- The Prime Minister recently laid the foundation stone for the Jewar or the Noida International Airport, a greenfield project managed by Zurich Airport International, signifying how the aviation industry is envisaged to emerge in the near future. Hopefully, the timeline to complete the project will be strictly adhered to and not follow the routine of missing deadlines we as a country are so used to. When it eventually starts operation, the Noida International Airport will be the second international airport in the National Capital Region (NCR). Note that both international airports in NCR will then be under private management.
- Of course, the unfolding air traffic scenario is a measure of the success India has had in the last two decades in attracting private capital and management into airport infrastructure development and maintenance operations. Mind you, it has not happened without controversies or litigation, but the journey holds lessons in other infrastructure areas seeking private capital. People in the know would recollect the watershed moment was 2006 when Delhi and Mumbai airports were leased out for 30 years to private entities under Private Public Partnership (PPP) model. Remember, there was huge opposition to the proposed move back then.
- As if on cue, the same model was extended to greenfield airports in Bengaluru and Hyderabad as well. This move meant in a short span of time; the majority of passenger traffic was flowing through privately managed airports. Further, in 2008, another key development was the creation of a statutory body, the Airports Economic Regulatory Authority (AERA), which was established to exclusively regulate airport tariffs. Make no mistake, this is an essential need in getting both private capital and also buy-in from passengers as infrastructure often has a near-monopoly status which could be countervailed by the regulatory authority for effective operational monitoring.
PC: Lawstreet News Network
- As the experience suggests, establishing the regulatory authority ensures monitoring aspects of any entity as envisaged in letter and spirit. On the other hand, and to view the setting up of the regulatory authority in the right context, the lack of a regulator as in the case of Indian Railways shows how dismally it has hampered efforts in attracting private capital. On a positive note, the Government of India has been a direct beneficiary of the entire process, having also reaped indirect economic benefits from the ever-increasing traffic – 341 million passengers in 2019-20.

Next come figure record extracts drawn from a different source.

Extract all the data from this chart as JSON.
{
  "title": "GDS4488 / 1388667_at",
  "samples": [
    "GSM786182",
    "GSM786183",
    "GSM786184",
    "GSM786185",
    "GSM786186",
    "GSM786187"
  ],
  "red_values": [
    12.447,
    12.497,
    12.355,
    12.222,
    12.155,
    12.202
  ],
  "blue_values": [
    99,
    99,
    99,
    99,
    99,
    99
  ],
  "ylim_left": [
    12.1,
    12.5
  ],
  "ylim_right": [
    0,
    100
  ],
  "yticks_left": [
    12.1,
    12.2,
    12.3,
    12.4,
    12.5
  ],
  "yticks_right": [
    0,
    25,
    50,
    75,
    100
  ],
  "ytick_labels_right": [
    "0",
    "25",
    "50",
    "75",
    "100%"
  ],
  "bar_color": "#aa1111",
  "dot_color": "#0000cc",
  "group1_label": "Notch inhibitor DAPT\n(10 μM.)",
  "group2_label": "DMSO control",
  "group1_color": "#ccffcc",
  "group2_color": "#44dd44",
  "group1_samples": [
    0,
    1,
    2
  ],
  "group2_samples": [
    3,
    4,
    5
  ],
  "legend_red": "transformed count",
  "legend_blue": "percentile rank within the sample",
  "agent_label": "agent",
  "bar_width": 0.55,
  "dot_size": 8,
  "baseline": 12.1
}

- It is heartening to note that the Airports Authority of India (AAI) has earned Rs. 30,069 crores from all its PPP ventures till 2020-21, a steady stream of revenue allowing it to develop airfields in certain locations that cannot attract private capital as of now courtesy various reasons. Moreover, the future of greenfield airports and expansion thereby of existing ones will largely depend on state governments. The National Civil Aviation policy expects states to acquire huge tracts of land overcoming litigation conundrums and providing it free for airports. The UP government has done it precisely and other states must follow suit too.